Pour ouvrir ce deuxième week-end de concerts, c’est Samuel Marino, accompagné par l’orchestre Concerto de’ Cavalieri, qui a été invité à se produire sur la vaste scène de l’Opéra de Tours. Le jeune et talentueux sopraniste a reçu une ovation debout en fin de soirée.
Si le festival se diversifie en programmant des concerts de musiques très différentes les unes des autres, la musique ancienne et baroque reste le cœur de cible de la manifestation tourangelle. On ne s’étonnera donc pas de la venue d’artistes comme Philippe Jarrousky en ouverture de festival et Samuel Marino, la semaine suivante.
Rares sont les artistes lyriques dont la carrière est fulgurante. La regrettée Jodie Devos en faisait partie ; le tout jeune sopraniste vénézuélien Samuel Marino, qui n’a que trente ans, a littéralement explosé dès ses débuts. Si la voix de contre-ténor est assez répandue (Philippe Jarrousky, Gérard Lesne, Filippo Mineccia, par exemple en étant trois très beaux représentants), la voix de sopraniste, soprano masculin, est beaucoup plus rare ; on citera bien sûr le jeune brésilien Bruno Da Sé, également sopraniste et qui, à 34 ans, mène lui aussi une carrière exceptionnelle. Si l’on peut faire une comparaison avec les castrats du XVIIIe siècle, on s’arrêtera uniquement à la voix, car si celles [les voix] de Marino et de Da Sé sont naturelles, celle des castrats était celle des enfants qu’ils n’ont jamais cessé d’être puisqu’on leur ôtait les parties génitales afin de conserver leurs voix d’anges.
Cela étant dit, le programme monté par Samuel Marino et Marcello di Lisa, chef et fondateur du Concerto de’ Cavalieri (fondé au début des années 2000), est assez classique et l’on y trouve beaucoup d’œuvres d’Antonio Vivaldi. Cela étant dit, les morceaux choisis mettent dans l’ensemble la voix de Samuel Marino en valeur. Pour permettre au jeune homme de prendre quelques minutes de repos entre deux airs d’opéra, l’ensemble Concerto de’ Cavalieri interprète deux concertos : l’un est le concerto grosso N°4 opus 6 de Archangelo Corelli (1653-1713), l’autre, le concerto alla rustica RV151, d’Antonio Vivaldi (1678-1741).
Le premier aria qu’interprète Marino est un extrait de Griselda, « Agitata da due venti », de Vivaldi ; et nous en apprécions la belle lecture des deux hommes. Les vocalises sont fort belles, les tempos et les nuances sont parfaits. D’Antonio Caldara (1670-1736), nous écoutons ensuite « Vanne pentita », extrait d’Il trionfo dell’innocenza.
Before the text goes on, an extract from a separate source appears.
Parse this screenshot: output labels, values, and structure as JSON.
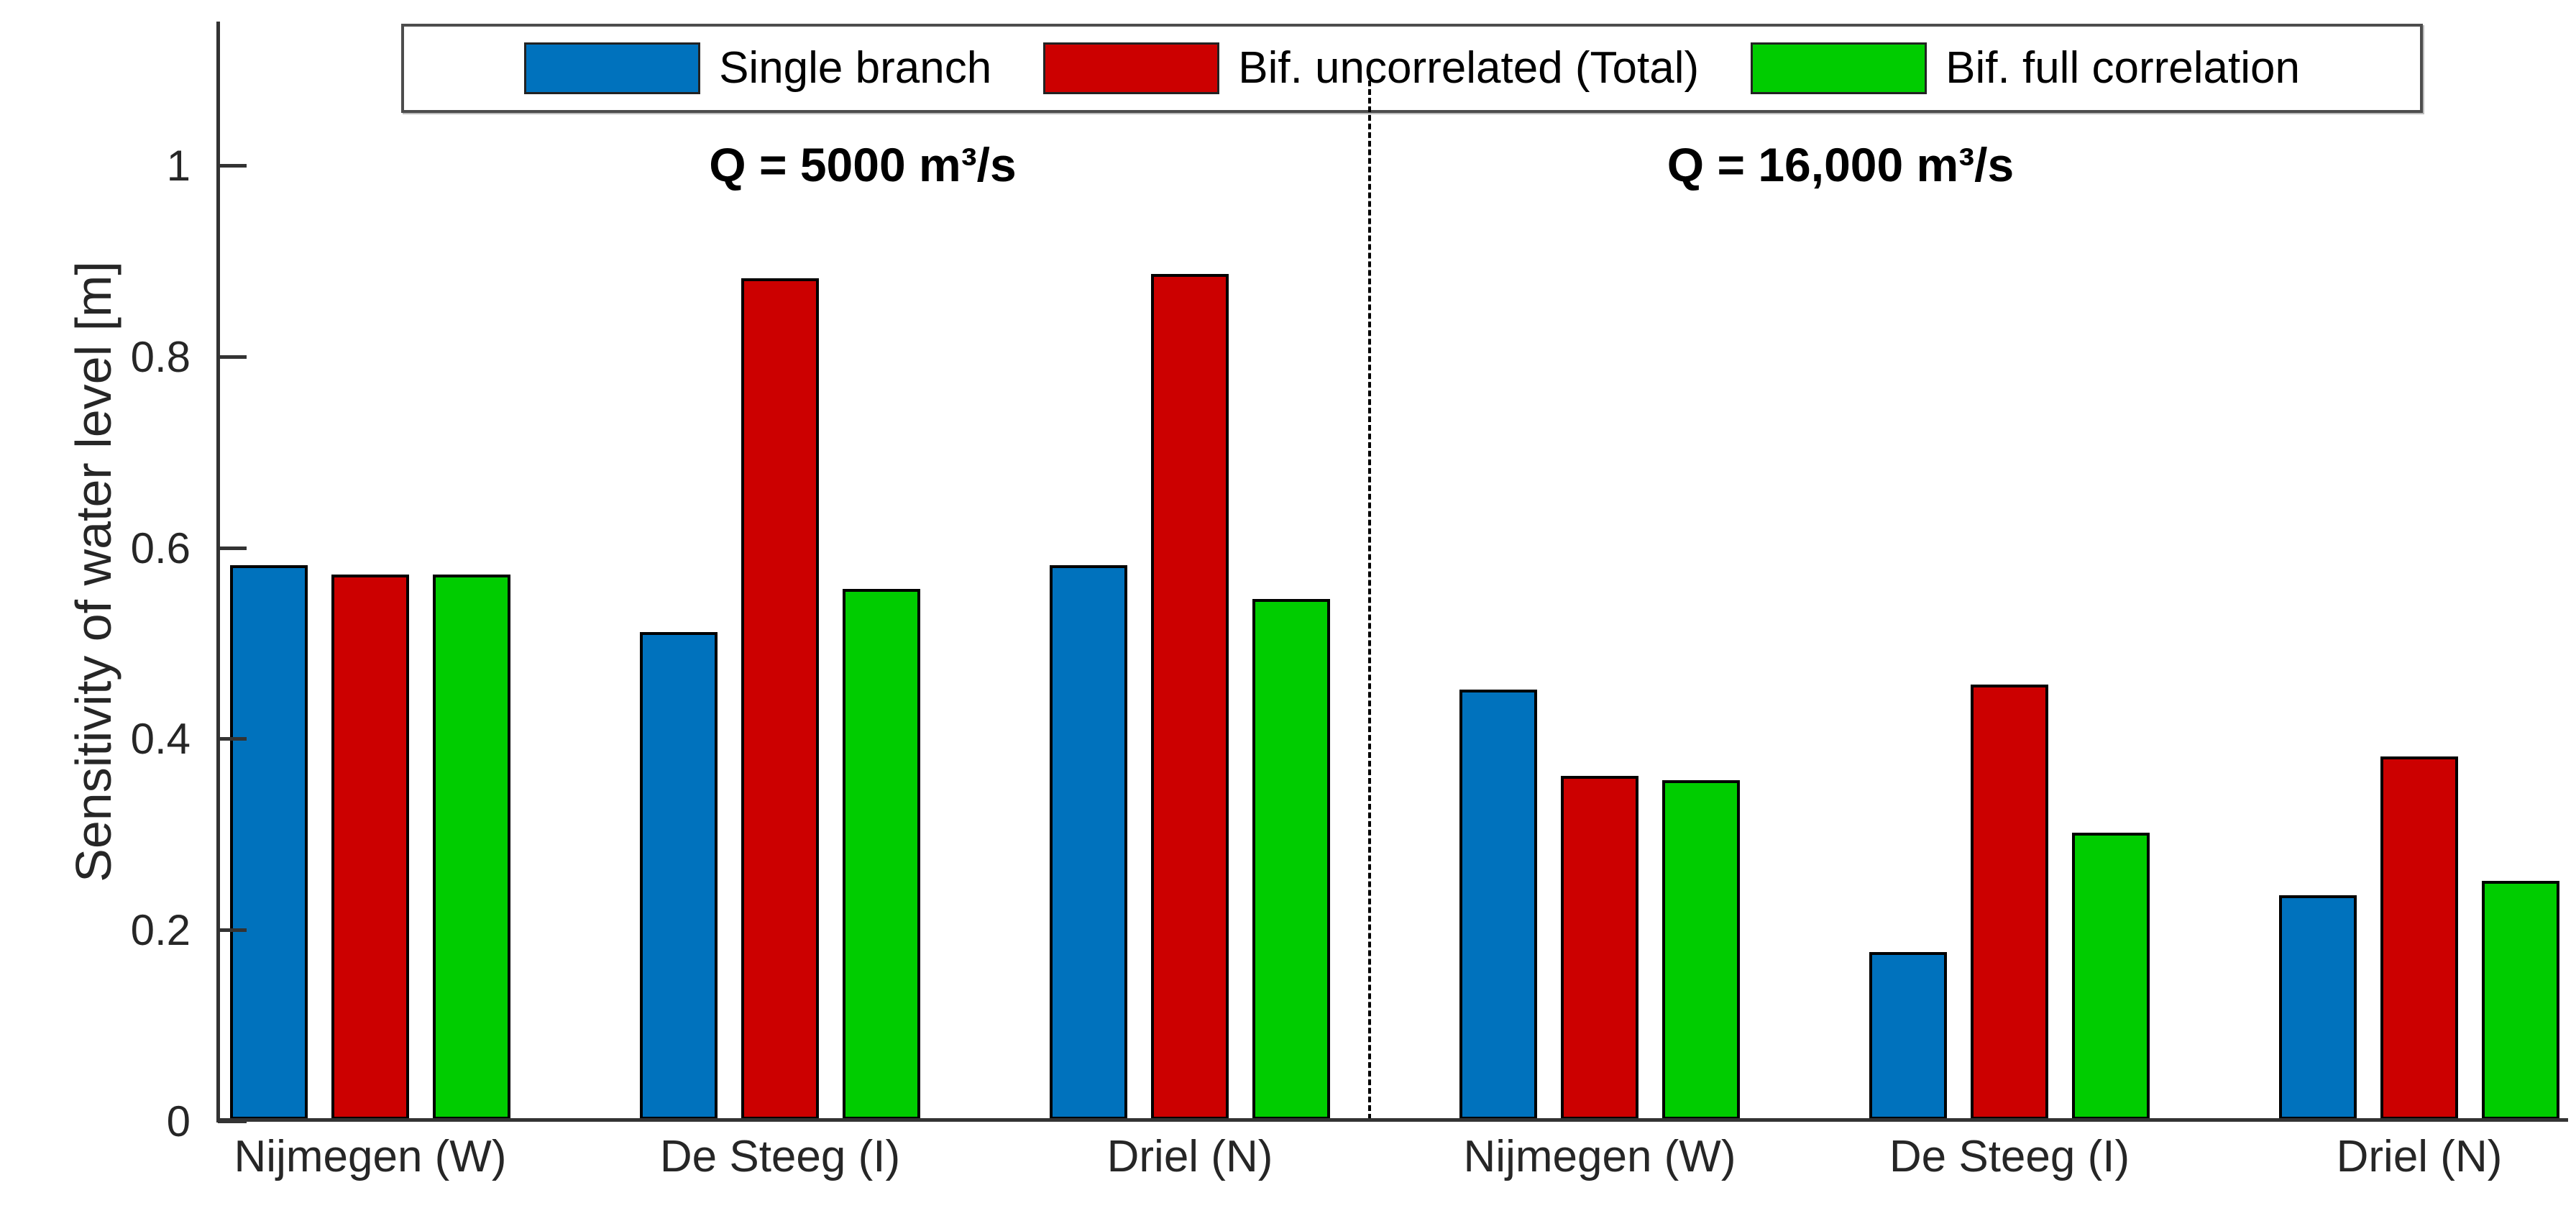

Le seul bémol dans ce concert de très belle facture se révèle être « Torbido, irato e nero » extrait de l’opéra Erminia d’Alessandro Scarlatti (1660-1725). Composé pour le célèbre castrat Farinelli (1705-1782), cet aria est particulièrement difficile et Samuel Marino peine à convaincre : vocalises hachées, souffle court, ligne de chant instable ; on ne peut que regretter que le jeune homme ait vu trop grand en programmant cet aria, même si l’intention était louable.
Mais dans l’ensemble, Marino offre au public venu nombreux une performance extraordinaire. Et il le lui rend bien ce public en réservant au jeune homme une belle ovation ; le discours qu’il prononce, dans un excellent français, dans le cadre du mois de la santé mentale lui permet de mettre en valeur une cause qui lui est chère. Après ces quelques mots, Marino interprète en bis et avec talent un aria incontournable dans le répertoire baroque : « Lascia ch’io pianga » extrait de Rinaldo (Georg Friedrich Haendel [1685-1759]). La lecture sobre et très intimiste de cette si belle mélodie vaut à l’ensemble des artistes présents sur la scène de l’Opéra de Tours une ovation debout grandement méritée.
C’est donc un très beau récital auquel nous avons assisté en ce beau vendredi soir d’octobre. Nous espérons revoir ce jeune et très prometteur talent dans les années à venir en souhaitant le voir faire preuve de prudence dans le choix de ses rôles. Quant à Marcello di Lisa et au Concerto de’ Cavalieri, ils ont parfaitement accompagné Samuel Marino, mettant sa belle voix de sopraniste en valeur avec talent.